Seppur con cautela, si è pertanto prospettata tale ultima tesi, propendendo, tra l’altro, sulla necessaria disapplicazione dell’art. 4 comma 7 il quale finirebbe per creare un’ingiustificata disparità di trattamento tra “nuovi” facoltizzati ex art.1  comma 1070 l.145/2018 e soggetti ab origine facoltizzati all’adozione dei principi IAS.

Se i primi, infatti, alla luce del nuovo quadro normativo, possono adottare i principi contabili nazionali (OIC) a far data dall’esercizio nel corso del quale viene adottata la relativa delibera ai sensi dell’art. 2 bis d.lgs. 38/2005, i secondi che, d’altro canto, dovessero optare per il ritorno ai medesimi OIC non potrebbero farlo se non al ricorrere di circostanze eccezionali e soltanto con effetti a decorrere dall’esercizio successivo all’adozione della delibera.
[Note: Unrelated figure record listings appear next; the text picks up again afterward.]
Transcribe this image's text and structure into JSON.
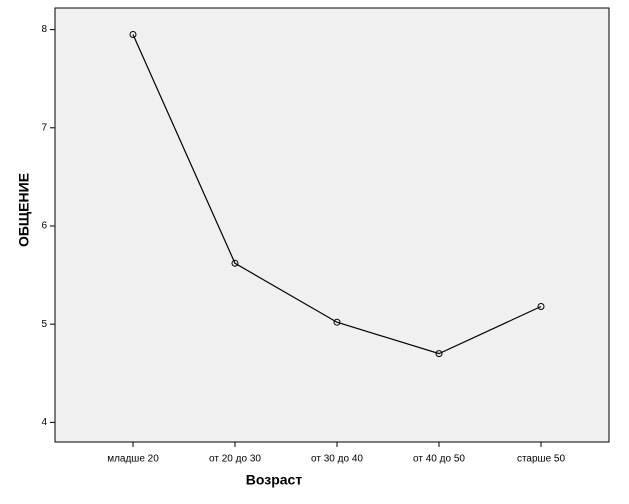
{
  "chart_data": {
    "type": "line",
    "x_label": "Возраст",
    "y_label": "ОБЩЕНИЕ",
    "categories": [
      "младше 20",
      "от 20 до 30",
      "от 30 до 40",
      "от 40 до 50",
      "старше 50"
    ],
    "values": [
      7.95,
      5.62,
      5.02,
      4.7,
      5.18
    ],
    "color": "#000000",
    "ylim": [
      3.8,
      8.22
    ],
    "yticks": [
      4,
      5,
      6,
      7,
      8
    ],
    "grid": false
  }
}
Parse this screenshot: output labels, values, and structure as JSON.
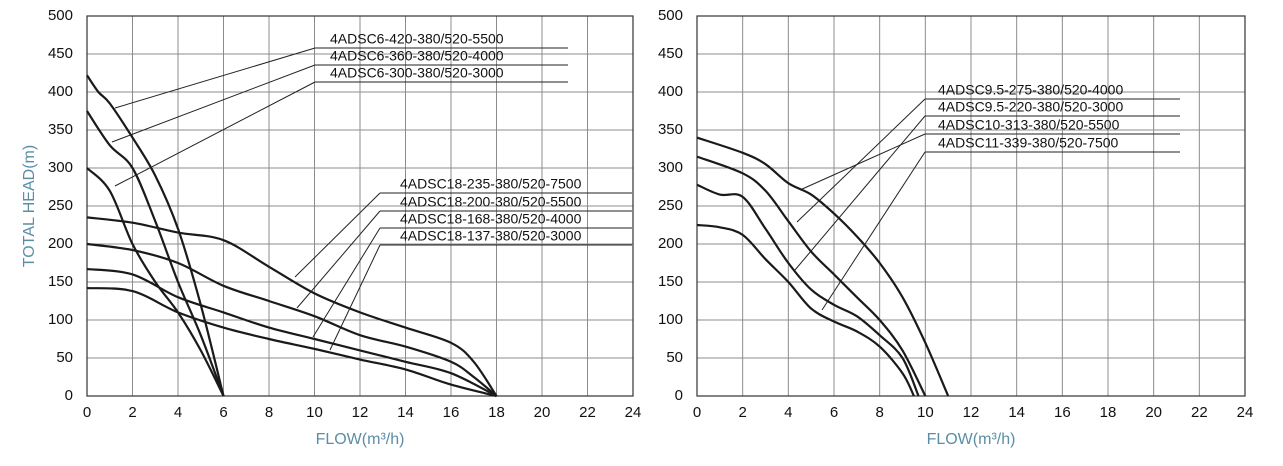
{
  "chart_data": [
    {
      "type": "line",
      "x_label": "FLOW(m³/h)",
      "y_label": "TOTAL HEAD(m)",
      "xlim": [
        0,
        24
      ],
      "xticks": [
        0,
        2,
        4,
        6,
        8,
        10,
        12,
        14,
        16,
        18,
        20,
        22,
        24
      ],
      "ylim": [
        0,
        500
      ],
      "yticks": [
        0,
        50,
        100,
        150,
        200,
        250,
        300,
        350,
        400,
        450,
        500
      ],
      "grid": true,
      "series": [
        {
          "name": "4ADSC6-420-380/520-5500",
          "color": "#1a1a1a",
          "x": [
            0,
            0.5,
            1,
            2,
            3,
            4,
            5,
            6
          ],
          "values": [
            422,
            400,
            385,
            340,
            290,
            220,
            120,
            0
          ]
        },
        {
          "name": "4ADSC6-360-380/520-4000",
          "color": "#1a1a1a",
          "x": [
            0,
            1,
            2,
            3,
            4,
            5,
            6
          ],
          "values": [
            375,
            330,
            300,
            230,
            150,
            80,
            0
          ]
        },
        {
          "name": "4ADSC6-300-380/520-3000",
          "color": "#1a1a1a",
          "x": [
            0,
            1,
            2,
            3,
            4,
            5,
            6
          ],
          "values": [
            300,
            270,
            200,
            150,
            110,
            60,
            0
          ]
        },
        {
          "name": "4ADSC18-235-380/520-7500",
          "color": "#1a1a1a",
          "x": [
            0,
            2,
            4,
            6,
            8,
            10,
            12,
            14,
            16,
            17,
            18
          ],
          "values": [
            235,
            228,
            215,
            205,
            170,
            135,
            110,
            90,
            70,
            45,
            0
          ]
        },
        {
          "name": "4ADSC18-200-380/520-5500",
          "color": "#1a1a1a",
          "x": [
            0,
            2,
            4,
            6,
            8,
            10,
            12,
            14,
            16,
            17,
            18
          ],
          "values": [
            200,
            192,
            175,
            145,
            125,
            105,
            80,
            65,
            45,
            25,
            0
          ]
        },
        {
          "name": "4ADSC18-168-380/520-4000",
          "color": "#1a1a1a",
          "x": [
            0,
            2,
            4,
            6,
            8,
            10,
            12,
            14,
            16,
            18
          ],
          "values": [
            167,
            160,
            130,
            110,
            90,
            75,
            60,
            45,
            30,
            0
          ]
        },
        {
          "name": "4ADSC18-137-380/520-3000",
          "color": "#1a1a1a",
          "x": [
            0,
            2,
            4,
            6,
            8,
            10,
            12,
            14,
            16,
            18
          ],
          "values": [
            142,
            138,
            110,
            90,
            75,
            62,
            48,
            35,
            15,
            0
          ]
        }
      ]
    },
    {
      "type": "line",
      "x_label": "FLOW(m³/h)",
      "xlim": [
        0,
        24
      ],
      "xticks": [
        0,
        2,
        4,
        6,
        8,
        10,
        12,
        14,
        16,
        18,
        20,
        22,
        24
      ],
      "ylim": [
        0,
        500
      ],
      "yticks": [
        0,
        50,
        100,
        150,
        200,
        250,
        300,
        350,
        400,
        450,
        500
      ],
      "grid": true,
      "series": [
        {
          "name": "4ADSC9.5-275-380/520-4000",
          "color": "#1a1a1a",
          "x": [
            0,
            1,
            2,
            3,
            4,
            5,
            6,
            7,
            8,
            9,
            9.7
          ],
          "values": [
            278,
            265,
            262,
            220,
            175,
            140,
            120,
            105,
            80,
            50,
            0
          ]
        },
        {
          "name": "4ADSC9.5-220-380/520-3000",
          "color": "#1a1a1a",
          "x": [
            0,
            1,
            2,
            3,
            4,
            5,
            6,
            7,
            8,
            9,
            9.5
          ],
          "values": [
            225,
            222,
            212,
            180,
            150,
            115,
            98,
            85,
            65,
            30,
            0
          ]
        },
        {
          "name": "4ADSC10-313-380/520-5500",
          "color": "#1a1a1a",
          "x": [
            0,
            2,
            3,
            4,
            5,
            6,
            7,
            8,
            9,
            10
          ],
          "values": [
            315,
            293,
            270,
            230,
            190,
            160,
            130,
            100,
            60,
            0
          ]
        },
        {
          "name": "4ADSC11-339-380/520-7500",
          "color": "#1a1a1a",
          "x": [
            0,
            2,
            3,
            4,
            5,
            6,
            7,
            8,
            9,
            10,
            11
          ],
          "values": [
            340,
            320,
            305,
            280,
            265,
            240,
            210,
            175,
            130,
            70,
            0
          ]
        }
      ]
    }
  ]
}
Tale disparità di trattamento tra soggetti allo stesso modo non quotati (e, persino, apparentemente sfavorevole per quelli di loro “meno forti” in quanto in linea di massima di dimensioni più ridotte) sarebbe frutto di un’interpretazione scorretta di un quadro normativo disomogeneo risultante da un chiaro difetto di coordinamento tra normative susseguitesi a distanza di oltre tredici anni.

E ciò, lo si ripete, apparirebbe ancor più illogico a fronte di un consolidato favor normativo per le PMI costituenti l’ossatura del tessuto imprenditoriale dell’economia nazionale e, per di più, in un contesto emergenziale quale quello determinatosi a causa della situazione pandemica ancora in corso.
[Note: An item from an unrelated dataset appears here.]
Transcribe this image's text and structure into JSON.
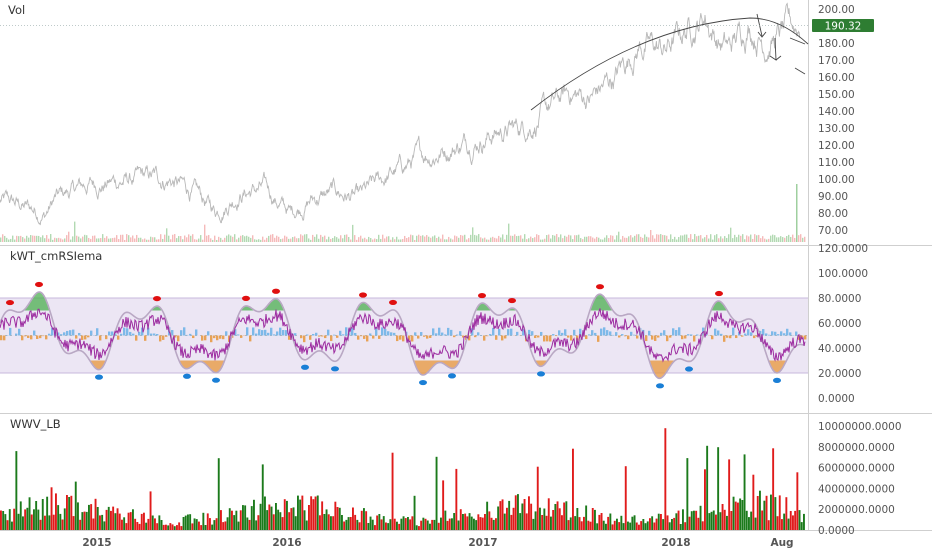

Impedire il passaggio ai principi contabili nazionali OIC per l’esercizio 2020 avrebbe significato  impedire il ricorso ad incentivi riconosciuti dal legislatore in ottica di supporto all’imprenditoria nazionale, in un periodo di eccezionale gravità e pur a fronte dell’affermazione normativa di una serie di  deroghe in chiave di “supporto emergenziale” (prime tra tutte quelle al contenuto degli artt. 2446, commi secondo e terzo, 2447, 2482-bis, commi quarto, quinto e sesto, 2482-ter, 2484, comma primo, numero 4) e 2454-duodecies del Codice civile).